Replacing blank commercial break

My office TV setup is Channels via TVE sources only. I love how elegantly it ties everything together with minimal hardware. However I’ve developed a love/hate relationship with this screen.
:slight_smile:

It seems odd to me that the network hasn’t figured out a way to monetize this block with some kind of advertising (local or otherwise,) but that’s kinda besides the point. As a DVR user for 20 years, I don’t usually enjoy or expect commercials; I’ve gotten used to skipping them when actively watching any time-shifted content. And of course, Channels takes it to the next level by automatically skipping, which I love!

But when we’re working during the day we leave like to leave live TV on in the background, listening passively, usually to the news, in the rooms next to the kitchen. And now every time these blank commercials play, someone wonders “is the TV still on?” This is just sort of a strange conundrum that got me thinking.

It would be cool if we could set up Channels to play audio, like an mp3 file, playlist or stream of our choosing if it detected an extended period of silence.

Yes I realize this will probably be considered a crazy idea. “It’s called brain storming, not brain drizzling!”

Happy Sunday, y’all :slight_smile:

CNN is one of the few networks that permanently displays a placeholder graphic. (HLN does, too, and CNNI just shows a black/blank screen, which is quite jarring.)

What other networks do (and is most often visible on ViacomCBS and Discovery network streams) is they air the national commercials as normal, but the spots where local affiliates/cable operators would insert local ads get the placeholder graphic.

Unfortunately, those screens are inserted by the network, and part of the original source stream. Therefore, Channels will treat those sections just like any other live stream. To modify this, they would need to run live commercial detection on every TVE stream it receives. (And that most likely won't be very effective. If you've ever recorded from CNN, you'll note that comskip does not flag those commercial breaks. Since it doesn't do it during offline processing, it's far less likely it'll be able to detect those as commercials with its inferior live processing.)

That makes sense and is a perfectly reasonable explanation. But would there be anything technical (or legal) standing in the way of code that could simply detect an extended period of silence? And then play placeholder audio instead during its duration?

Or how about a setting it setup that constantly plays “background audio” which automatically pauses when Channels content with audio is invoked, and automatically resumes when Channels content stops?

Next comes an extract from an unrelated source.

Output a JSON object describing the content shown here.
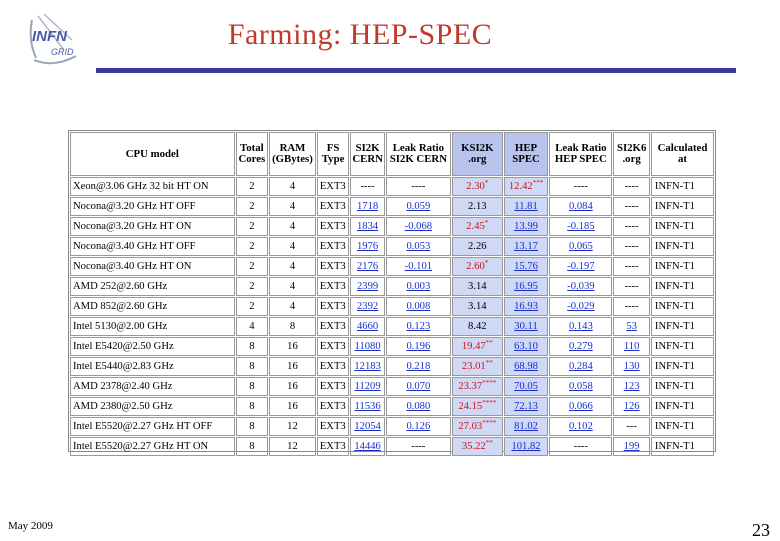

Theoretical questions of course. All of this is probably not worth the effort, since this only applies to a handful of channels. Is anyone else even bothered by this? I suppose a black screen (as you mentioned with CNNI) would be pretty jarring indeed. But my hunch tells me that in the coming years CNNGo and the others will figure out a way to monetize those blocks with actual commercials (local or otherwise) and then this “problem” won’t be quite the same anymore.

Thanks for sharing your thoughts!

That seems technically easier than determining its a commercial break. It might get enabled at times that was not ideal like during a movie where there was a time of silence. Imagine a climax scene and you can hear a pin drop with anticipation, and Jason Aldean kicks in with Cleaning This Gun!

I agree that its odd that no one has found a way to monetize it. We subscribed to MLB.tv for years and same thing... and in that case they have a LOT of streams going and should have at least been able to just play MLB ads or something. As annoying as commercials can be, its more annoying to have the jarring silence. Last night I was watching a movie with a friend and it felt very awkward that it was so quiet in those breaks.